The purpose of this challenge is to compare different methods for object pose estimation in a realistic setting featuring heavy occlusion. Our dataset includes eight objects in a cluttered scene. Given a RGB-D image the method has to estimate the position and orientation (a total of six degrees of freedom) of each object. You can participate by applying your method to our data and submitting your results. We will evaluate submitted results according to multiple metrics and display the scores for comparison.
|Learning 6D Object Pose Estimation||56.58%||22.74%||62.02%|
NOTE: Below you find the version of the occlusion dataset as it was used in our ICCV15 challenge. However, we released a reworked version of the dataset as part of the BOP Challenge. The reworked version contains all data (images, poses, 3D models of objects) and some annotation errors have been corrected. We advise to use the reworked version of the dataset.
You can find our dataset here. Please cite [Brachmann2014] and [Hinterstoisser2012] when using it. Brachmann et al. provided additional annotations for a RGB-D sequence originally published By Hinterstoisser et al. Description of file formats and folder structure can be found here. We provide the dataset under the CC BY-SA 4.0 license.

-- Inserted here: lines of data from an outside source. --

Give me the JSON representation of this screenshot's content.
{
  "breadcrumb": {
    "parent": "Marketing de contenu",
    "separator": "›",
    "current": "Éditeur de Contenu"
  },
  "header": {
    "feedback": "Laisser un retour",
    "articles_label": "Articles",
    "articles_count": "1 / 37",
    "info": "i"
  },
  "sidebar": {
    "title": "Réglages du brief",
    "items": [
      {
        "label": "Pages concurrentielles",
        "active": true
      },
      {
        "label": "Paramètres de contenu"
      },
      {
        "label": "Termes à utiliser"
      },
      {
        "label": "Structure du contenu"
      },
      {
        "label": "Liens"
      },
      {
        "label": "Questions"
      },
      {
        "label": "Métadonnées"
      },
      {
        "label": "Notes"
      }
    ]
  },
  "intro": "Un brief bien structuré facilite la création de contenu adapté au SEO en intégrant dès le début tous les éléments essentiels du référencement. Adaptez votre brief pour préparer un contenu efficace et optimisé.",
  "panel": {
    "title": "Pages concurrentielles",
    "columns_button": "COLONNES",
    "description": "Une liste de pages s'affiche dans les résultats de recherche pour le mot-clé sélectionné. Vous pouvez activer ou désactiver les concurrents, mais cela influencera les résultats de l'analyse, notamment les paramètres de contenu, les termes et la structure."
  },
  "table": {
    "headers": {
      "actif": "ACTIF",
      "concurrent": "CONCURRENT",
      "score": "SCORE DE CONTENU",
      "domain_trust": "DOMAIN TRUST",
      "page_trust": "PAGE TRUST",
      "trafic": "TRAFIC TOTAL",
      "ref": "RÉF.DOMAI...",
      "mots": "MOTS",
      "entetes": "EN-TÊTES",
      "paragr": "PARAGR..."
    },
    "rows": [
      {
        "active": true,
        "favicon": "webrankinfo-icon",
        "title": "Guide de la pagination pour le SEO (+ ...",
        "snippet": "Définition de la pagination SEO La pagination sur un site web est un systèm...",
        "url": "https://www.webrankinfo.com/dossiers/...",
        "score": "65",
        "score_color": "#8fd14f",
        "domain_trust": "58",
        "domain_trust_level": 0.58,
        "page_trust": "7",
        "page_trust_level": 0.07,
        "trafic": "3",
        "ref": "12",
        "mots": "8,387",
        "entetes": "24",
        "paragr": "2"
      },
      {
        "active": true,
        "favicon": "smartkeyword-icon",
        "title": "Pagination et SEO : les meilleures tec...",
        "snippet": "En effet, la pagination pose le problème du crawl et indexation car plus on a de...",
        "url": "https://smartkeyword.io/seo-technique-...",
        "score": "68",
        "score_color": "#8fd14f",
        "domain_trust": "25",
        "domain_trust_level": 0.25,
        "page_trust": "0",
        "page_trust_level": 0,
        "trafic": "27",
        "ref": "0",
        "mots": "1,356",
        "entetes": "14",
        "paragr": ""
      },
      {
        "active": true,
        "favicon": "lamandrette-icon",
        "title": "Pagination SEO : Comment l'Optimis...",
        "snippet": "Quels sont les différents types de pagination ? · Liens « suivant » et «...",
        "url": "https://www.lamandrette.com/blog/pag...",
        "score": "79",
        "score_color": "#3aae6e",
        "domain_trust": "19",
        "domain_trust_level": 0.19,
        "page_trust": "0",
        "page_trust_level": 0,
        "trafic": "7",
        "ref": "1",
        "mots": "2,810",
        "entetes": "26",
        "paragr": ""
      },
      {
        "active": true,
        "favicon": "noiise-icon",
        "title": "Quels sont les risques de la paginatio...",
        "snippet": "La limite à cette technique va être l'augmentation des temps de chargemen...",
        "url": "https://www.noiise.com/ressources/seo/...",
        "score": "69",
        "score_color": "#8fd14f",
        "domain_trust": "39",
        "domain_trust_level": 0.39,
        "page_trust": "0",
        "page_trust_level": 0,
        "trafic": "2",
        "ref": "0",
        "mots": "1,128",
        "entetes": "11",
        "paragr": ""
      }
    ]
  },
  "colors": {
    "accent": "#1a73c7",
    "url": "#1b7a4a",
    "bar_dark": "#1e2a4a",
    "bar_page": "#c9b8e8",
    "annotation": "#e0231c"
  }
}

We calculate the percentage of correctly estimated poses. We use three different criteria:
- The AD criterion [Hinterstoisser2012]: We calculate the Average Distance (AD) between all vertices in the 3D model of the part in the estimated pose and the ground truth pose. A pose is considered correct, when this average distance is below 10% of the object diameter.
- 5cm, 5deg [Shotton2013]: A pose is considered correct when the translational error is below 5cm and the rotational error is below 5deg.
- The IOU criterion: We calculate the 2D axis aligned bounding boxes of the part in the estimated pose and ground truth pose. We calculate the IOU (Intersection Over Union) of the bounding boxes. A pose is considered correct, when this value is above a threshold of 0.5.
In order to participate you have to:
- Download the dataset.
- Apply your method. You can use anything as training data except the test sequences provided in the dataset.
- Write your pose estimates to .info text files using the exact format as in the dataset. It is described here in Section 2.2.
- Compress your results to a single tar.gz file. Use the same folder structure as in this sample.tar.gz.
- Email your results to occlusion-challenge<at>cvlab-dresden<dot>de. Please provide the name of the method as well as a URL pointing to your project page or publication.
[Hinterstoisser2012]: Stefan Hinterstoisser, Vincent Lepetit, Slobodan Ilic, Stefan Holzer, Gary R. Bradski,
Kurt Konolige, Nassir Navab:
Model Based Training, Detection and Pose Estimation of Texture-Less 3D Objects in Heavily Cluttered Scenes. ACCV 2012
[Shotton2013]: Jamie Shotton, Ben Glocker, Christopher Zach, Shahram Izadi, Antonio Criminisi, Andrew Fitzgibbon:
Scene Coordinate Regression Forests for Camera Relocalization in RGB-D Images. CVPR 2013
[Michel2015]: Frank Michel, Alexander Krull, Eric Brachmann, Michael. Y. Yang, Stefan Gumhold, Carsten Rother:
Pose Estimation of Kinematic Chain Instances via Object Coordinate Regression. BMVC 2015.